Ему было совсем не жарко, а наоборот, озноб, содрогания, вторая ночь без
сна - мутно было у него на душе и холодно. Но Фаррыч принялся скидывать пиджак, старательно вытягивал руки из рукавов, вытирал с холодного лба несуществующий пот, словно стремился выслужиться перед сыном, отвлекая от своих тягот. Тряпица разметалась, ножны сабли выступили и лизнули летнее утро серебром чуть выдвинутого клинка.
- Па, что это у тебя? - Айзек мигом заметил, бессильные руки Фаррыча выпустили саблю. Он давно не видел на лице сына такого уважения, восторга, интереса к себе, как сейчас, когда Айзек медленно и почтительно осматривал саблю и, наполовину вытянув из ножен, гладил пальцами клинок. - Вот это да, па, откуда она у тебя? Наверное, дорогущая! А ведь с такой опасно разгуливать. - Он глянул по сторонам, мигом укутал и почтительно передал сверток отцу.
Айзек подумал, что отец направился в какую-нибудь антикварную лавку, чтобы продать саблю, для этого взял его на всякий случай с собой. Он решил не раздражать отца расспросами, видел, старику и так нелегко расставаться с этой вещью. Его беспокоили решительный и мрачноватый вид отца, задумчивость и обреченно-сгорбленная спина. Таким он Фаррыча никогда не видел, хотелось как-то вывести его из задумчивости.
- Кстати, а куда мы идем, па?
- Я давно собирался показать тебе, где жил, когда только-только приехал в город, начал ухаживать за твоей матерью, и куда привел ее впервые в гости.

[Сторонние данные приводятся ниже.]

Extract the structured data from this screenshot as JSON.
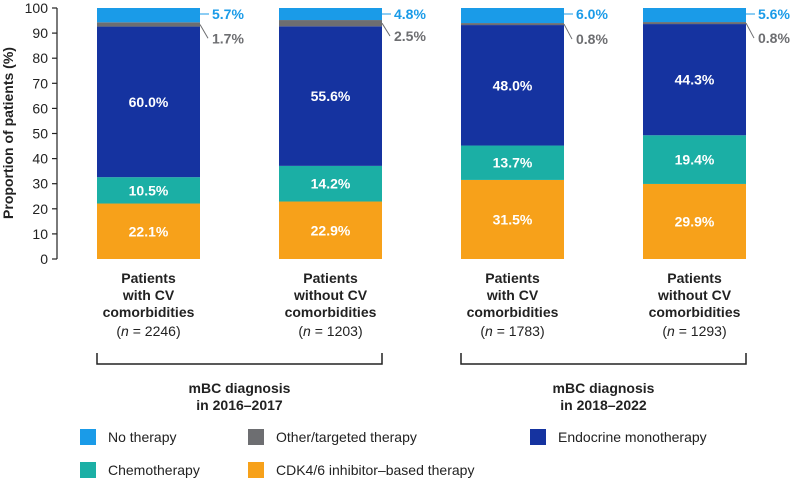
{
  "chart_data": {
    "type": "bar",
    "stacked": true,
    "ylabel": "Proportion of patients (%)",
    "ylim": [
      0,
      100
    ],
    "yticks": [
      "0",
      "10",
      "20",
      "30",
      "40",
      "50",
      "60",
      "70",
      "80",
      "90",
      "100"
    ],
    "categories": [
      {
        "label_lines": [
          "Patients",
          "with CV",
          "comorbidities"
        ],
        "n_prefix": "(",
        "n_italic": "n",
        "n_suffix": " = 2246)"
      },
      {
        "label_lines": [
          "Patients",
          "without CV",
          "comorbidities"
        ],
        "n_prefix": "(",
        "n_italic": "n",
        "n_suffix": " = 1203)"
      },
      {
        "label_lines": [
          "Patients",
          "with CV",
          "comorbidities"
        ],
        "n_prefix": "(",
        "n_italic": "n",
        "n_suffix": " = 1783)"
      },
      {
        "label_lines": [
          "Patients",
          "without CV",
          "comorbidities"
        ],
        "n_prefix": "(",
        "n_italic": "n",
        "n_suffix": " = 1293)"
      }
    ],
    "series": [
      {
        "key": "cdk",
        "name": "CDK4/6 inhibitor–based therapy",
        "color": "#F7A11A",
        "values": [
          22.1,
          22.9,
          31.5,
          29.9
        ],
        "labels": [
          "22.1%",
          "22.9%",
          "31.5%",
          "29.9%"
        ]
      },
      {
        "key": "chemo",
        "name": "Chemotherapy",
        "color": "#1BAFA5",
        "values": [
          10.5,
          14.2,
          13.7,
          19.4
        ],
        "labels": [
          "10.5%",
          "14.2%",
          "13.7%",
          "19.4%"
        ]
      },
      {
        "key": "endo",
        "name": "Endocrine monotherapy",
        "color": "#1533A0",
        "values": [
          60.0,
          55.6,
          48.0,
          44.3
        ],
        "labels": [
          "60.0%",
          "55.6%",
          "48.0%",
          "44.3%"
        ]
      },
      {
        "key": "other",
        "name": "Other/targeted therapy",
        "color": "#6D6E71",
        "values": [
          1.7,
          2.5,
          0.8,
          0.8
        ],
        "labels": [
          "1.7%",
          "2.5%",
          "0.8%",
          "0.8%"
        ]
      },
      {
        "key": "none",
        "name": "No therapy",
        "color": "#1A9BE8",
        "values": [
          5.7,
          4.8,
          6.0,
          5.6
        ],
        "labels": [
          "5.7%",
          "4.8%",
          "6.0%",
          "5.6%"
        ]
      }
    ],
    "groups": [
      {
        "lines": [
          "mBC diagnosis",
          "in 2016–2017"
        ]
      },
      {
        "lines": [
          "mBC diagnosis",
          "in 2018–2022"
        ]
      }
    ],
    "legend_order": [
      "none",
      "other",
      "endo",
      "chemo",
      "cdk"
    ]
  }
}
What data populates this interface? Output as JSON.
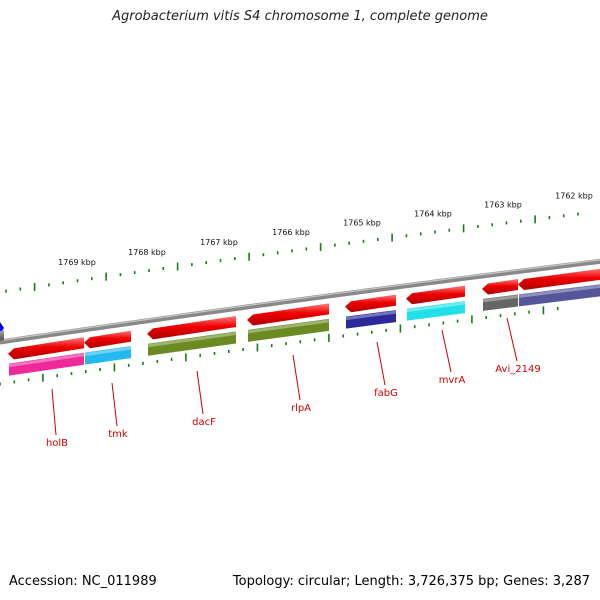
{
  "title": "Agrobacterium vitis S4 chromosome 1, complete genome",
  "footer": {
    "accession": "Accession: NC_011989",
    "summary": "Topology: circular; Length: 3,726,375 bp; Genes: 3,287"
  },
  "scale_labels": [
    "1769 kbp",
    "1768 kbp",
    "1767 kbp",
    "1766 kbp",
    "1765 kbp",
    "1764 kbp",
    "1763 kbp",
    "1762 kbp"
  ],
  "genes": [
    "holB",
    "tmk",
    "dacF",
    "rlpA",
    "fabG",
    "mvrA",
    "Avi_2149"
  ],
  "colors": {
    "gene": "#ee0000",
    "backbone": "#888888",
    "tick": "#1a7a1a",
    "label": "#cc0000",
    "holB_cog": "#ee2a9a",
    "tmk_cog": "#22b8f0",
    "dacF_cog": "#6b8a22",
    "rlpA_cog": "#6b8a22",
    "fabG_cog": "#2a2a9a",
    "mvrA_cog": "#22e0e8",
    "Avi_2149_cog": "#555599"
  }
}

В тех краях все больше крупные заводы, а около моего бывшего общежития пустыри да холмы, вот ты и посмотришь, как жил твой отец, когда был чуть постарше тебя.
- А может быть, сходим туда в другой раз, па, ты забыл, ведь сегодня финал футбола... - Айзек не стал продолжать, заметив, что отец упрямо идет туда, где заводы и пустыри. А холмы и общежитие уже заранее удручали Айзека, он чувствовал себя так, как будто его мощные боты вдруг стали малы размера на два. - И долго ты жил среди этих заводских труб и пустырей? - с наигранным интересом спросил он.